Rebate u/s 87A in New & Old Tax Regime For FY 24-25
80TTA Deduction: Tax Benefit on Savings Interest For FY 2024-25
Section 80D: Tax Benefits on Health Insurance Premiums
Section 80TTB: Interest Income Tax Relief for Seniors FY 2024-25
Section 80GG Deduction: Tax Benefits for Rent Paid FY 24-25

FAQs

Is filing of Income Tax Return (ITR) mandatory for senior citizens?

Yes, if the total income (before deductions) exceeds the basic exemption limit:
● ₹3,00,000 for senior citizens (60–79 years)
● ₹5,00,000 for super senior citizens (80+ years)
However, super senior citizens (75+) can be exempt from filing ITR under Section 194P if:
● Income is only from pension and interest
● Interest is earned from the same bank that disburses the pension
● Declaration is submitted via Form 12BBA at the bank

Which ITR form should a senior citizen use?
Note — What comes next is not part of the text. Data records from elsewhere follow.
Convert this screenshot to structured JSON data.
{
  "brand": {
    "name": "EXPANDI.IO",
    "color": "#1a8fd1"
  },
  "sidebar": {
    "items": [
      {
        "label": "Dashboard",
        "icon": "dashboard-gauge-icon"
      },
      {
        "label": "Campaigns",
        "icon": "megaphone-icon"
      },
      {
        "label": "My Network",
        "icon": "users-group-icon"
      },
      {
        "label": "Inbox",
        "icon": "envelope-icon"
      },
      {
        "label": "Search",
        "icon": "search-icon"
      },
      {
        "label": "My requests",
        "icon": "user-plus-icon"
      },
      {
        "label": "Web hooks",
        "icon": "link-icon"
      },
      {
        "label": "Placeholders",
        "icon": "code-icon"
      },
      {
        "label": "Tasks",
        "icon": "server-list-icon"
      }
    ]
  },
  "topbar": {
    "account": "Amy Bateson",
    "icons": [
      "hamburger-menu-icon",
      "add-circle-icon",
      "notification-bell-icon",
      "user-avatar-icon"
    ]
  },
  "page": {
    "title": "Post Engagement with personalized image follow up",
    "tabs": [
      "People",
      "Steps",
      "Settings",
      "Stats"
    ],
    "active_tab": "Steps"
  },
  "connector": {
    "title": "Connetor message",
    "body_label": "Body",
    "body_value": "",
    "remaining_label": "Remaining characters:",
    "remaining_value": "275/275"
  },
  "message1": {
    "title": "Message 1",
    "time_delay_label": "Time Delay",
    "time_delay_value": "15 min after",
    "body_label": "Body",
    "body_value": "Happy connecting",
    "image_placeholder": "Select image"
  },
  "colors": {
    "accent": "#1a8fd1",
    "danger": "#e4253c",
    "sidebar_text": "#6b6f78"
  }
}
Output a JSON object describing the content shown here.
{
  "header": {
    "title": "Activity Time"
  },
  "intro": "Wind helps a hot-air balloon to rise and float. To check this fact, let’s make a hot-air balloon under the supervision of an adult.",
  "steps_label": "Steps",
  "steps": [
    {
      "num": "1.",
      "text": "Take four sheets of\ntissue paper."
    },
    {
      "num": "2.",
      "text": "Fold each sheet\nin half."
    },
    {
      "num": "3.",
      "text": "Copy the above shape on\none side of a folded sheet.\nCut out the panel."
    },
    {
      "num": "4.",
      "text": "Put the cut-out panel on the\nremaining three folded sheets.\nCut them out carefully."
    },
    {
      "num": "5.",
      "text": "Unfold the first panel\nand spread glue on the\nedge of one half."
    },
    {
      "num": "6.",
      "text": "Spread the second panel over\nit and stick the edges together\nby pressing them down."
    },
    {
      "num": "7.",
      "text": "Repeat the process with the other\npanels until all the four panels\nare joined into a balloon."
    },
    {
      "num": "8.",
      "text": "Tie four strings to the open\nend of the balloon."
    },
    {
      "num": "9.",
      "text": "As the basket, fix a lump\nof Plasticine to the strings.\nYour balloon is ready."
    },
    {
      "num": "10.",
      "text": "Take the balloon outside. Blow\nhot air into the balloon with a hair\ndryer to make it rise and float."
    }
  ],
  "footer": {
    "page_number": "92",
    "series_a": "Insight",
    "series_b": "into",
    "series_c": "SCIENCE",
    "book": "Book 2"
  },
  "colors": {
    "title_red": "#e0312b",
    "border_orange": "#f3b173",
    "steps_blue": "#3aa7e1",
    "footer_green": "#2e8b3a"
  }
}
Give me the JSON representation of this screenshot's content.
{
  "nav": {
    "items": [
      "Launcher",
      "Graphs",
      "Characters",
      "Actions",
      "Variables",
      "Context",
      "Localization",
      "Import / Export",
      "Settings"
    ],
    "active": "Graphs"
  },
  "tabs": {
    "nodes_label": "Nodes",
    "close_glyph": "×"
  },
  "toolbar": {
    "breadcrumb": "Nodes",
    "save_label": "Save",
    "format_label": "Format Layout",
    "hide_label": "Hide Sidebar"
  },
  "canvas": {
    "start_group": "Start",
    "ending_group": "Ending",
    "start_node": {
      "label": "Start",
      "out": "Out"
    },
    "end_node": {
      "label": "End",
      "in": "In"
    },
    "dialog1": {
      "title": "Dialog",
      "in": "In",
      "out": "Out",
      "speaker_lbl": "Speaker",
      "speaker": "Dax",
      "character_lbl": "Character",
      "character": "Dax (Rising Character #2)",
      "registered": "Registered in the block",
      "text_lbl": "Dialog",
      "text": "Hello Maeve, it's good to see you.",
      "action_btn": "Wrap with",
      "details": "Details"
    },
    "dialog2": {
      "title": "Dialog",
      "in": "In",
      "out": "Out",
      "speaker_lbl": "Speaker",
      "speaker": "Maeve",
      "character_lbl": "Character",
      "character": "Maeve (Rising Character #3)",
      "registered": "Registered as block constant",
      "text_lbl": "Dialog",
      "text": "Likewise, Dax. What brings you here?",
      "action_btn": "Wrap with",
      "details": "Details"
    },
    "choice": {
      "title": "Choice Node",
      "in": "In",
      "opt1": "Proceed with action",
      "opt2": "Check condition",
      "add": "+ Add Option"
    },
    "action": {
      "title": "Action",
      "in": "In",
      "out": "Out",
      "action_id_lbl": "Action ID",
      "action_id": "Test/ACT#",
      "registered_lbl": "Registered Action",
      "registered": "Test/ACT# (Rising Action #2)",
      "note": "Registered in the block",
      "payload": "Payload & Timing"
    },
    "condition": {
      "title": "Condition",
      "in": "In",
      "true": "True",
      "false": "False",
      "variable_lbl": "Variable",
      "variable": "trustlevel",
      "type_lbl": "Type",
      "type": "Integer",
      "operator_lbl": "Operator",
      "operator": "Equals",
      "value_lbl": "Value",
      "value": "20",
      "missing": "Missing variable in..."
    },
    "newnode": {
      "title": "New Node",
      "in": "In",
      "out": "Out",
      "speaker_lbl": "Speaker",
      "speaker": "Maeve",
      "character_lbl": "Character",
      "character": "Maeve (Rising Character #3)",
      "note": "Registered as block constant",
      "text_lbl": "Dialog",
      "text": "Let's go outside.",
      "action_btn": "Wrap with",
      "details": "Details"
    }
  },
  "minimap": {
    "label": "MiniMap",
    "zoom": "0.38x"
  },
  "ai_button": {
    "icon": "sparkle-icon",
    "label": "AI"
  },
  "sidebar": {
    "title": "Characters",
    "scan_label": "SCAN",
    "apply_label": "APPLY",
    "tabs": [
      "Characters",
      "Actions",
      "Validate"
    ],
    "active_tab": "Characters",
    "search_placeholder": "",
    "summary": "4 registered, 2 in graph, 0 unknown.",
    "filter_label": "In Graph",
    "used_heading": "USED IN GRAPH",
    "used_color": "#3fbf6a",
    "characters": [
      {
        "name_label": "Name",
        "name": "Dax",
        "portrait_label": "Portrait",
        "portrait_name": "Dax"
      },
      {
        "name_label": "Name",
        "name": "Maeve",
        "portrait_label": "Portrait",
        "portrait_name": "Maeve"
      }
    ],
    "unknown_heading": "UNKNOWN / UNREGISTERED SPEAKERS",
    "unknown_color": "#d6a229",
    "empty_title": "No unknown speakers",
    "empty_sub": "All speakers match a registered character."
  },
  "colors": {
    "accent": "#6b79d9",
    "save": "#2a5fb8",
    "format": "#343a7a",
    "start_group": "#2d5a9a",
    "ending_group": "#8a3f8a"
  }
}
● Pension + interest income ≤ ₹50 lakh: ITR-1 (Sahaj)
● Capital gains or income > ₹50 lakh: ITR-2
● Business/professional income: ITR-3
● Presumptive business/professional income: ITR-4 (Sugam)
● Super senior citizens with only pension + interest (same bank): Exempt with Form 12BBA

Do senior citizens have to pay advance tax?

No. Senior citizens not having income from business or profession are exempt from paying advance tax. They can discharge their tax liability by paying self-assessment tax before filing the return.

Can senior citizens avoid TDS on interest income?

Yes, by submitting Form 15H to banks, senior citizens can request non-deduction of TDS on interest income, if their total income is below the taxable limit.

Is pension income taxable for senior citizens?

Yes. Pension is treated as salary income and is taxable under the head “Income from Salary.” However, a standard deduction of ₹50,000 is available.

Is Family Pension taxable?

Yes. Family pension received by legal heirs is taxable under “Income from Other Sources”, and a deduction of 33.33% of the pension or ₹15,000 (whichever is less) is allowed.